The way in which business, including private capital, is engaged will have a significant bearing on achieving the ambitions. So far, so good on that score, even with the caveat that these are early days. For our part, the industry was invited to the Chancellor’s scene-setting speech on growth. And with pensions reform a specific part of the growth programme, there was a quick second invitation, this time to a round table on the subject in Downing Street.
The Chancellor, joined by Emma Reynolds the new Treasury minister, who is also a minister in the Department for Work and Pensions, made it plain that greater investment of pension capital into the UK’s productive economy was her priority.
Some wish to place greater emphasis on infrastructure and real estate investment than private equity and venture capital. Being in the room allowed me to highlight the vital role of private capital in the UK economy at a time of energy and tech transition.
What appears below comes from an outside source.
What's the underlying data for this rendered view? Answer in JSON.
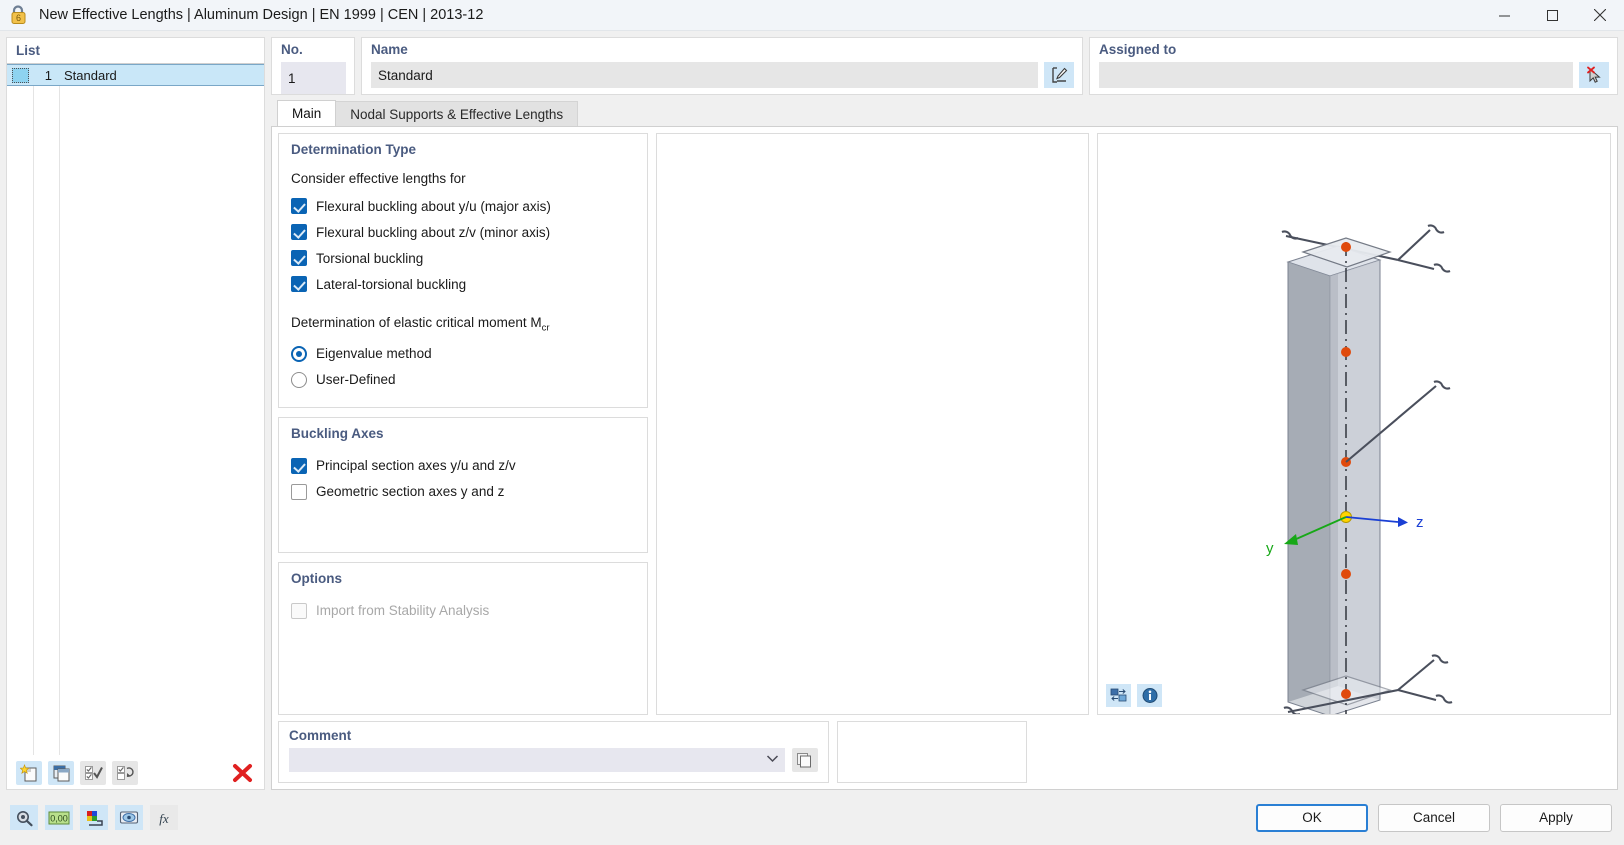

It’s not just the great new opportunities to grow venture-backed businesses in the race to net zero, or as AI develops, that need billions of investment. There is a pressing need to re-wire the mainstream economy to adapt it in the face of these mega-trends, too. This imperative is better recognised than it used to be, but we need to keep making the arguments.
Happily, there are solid foundations for that. It is pretty clear to me that the Investment Compact, with more than 100 of our industry firms signed up, and the wider Mansion House Compact, supported by 11 major financial institutions, many of whom were at the breakfast in No11, have cleared some of the ground ahead of the pension reforms Labour will now introduce. And will then drive forward the investment our industry is uniquely positioned to lead.
Working collaboratively with the pensions industry we have already made progress, and next month we will publish a shared analysis of how industry and government can move the agenda along in a way that matches the expectations of the new government and the appetite of our industry to invest more UK capital in transformational ideas and businesses across the whole of the country.
Can we do a marathon at a sprinter’s pace? We are about to find out.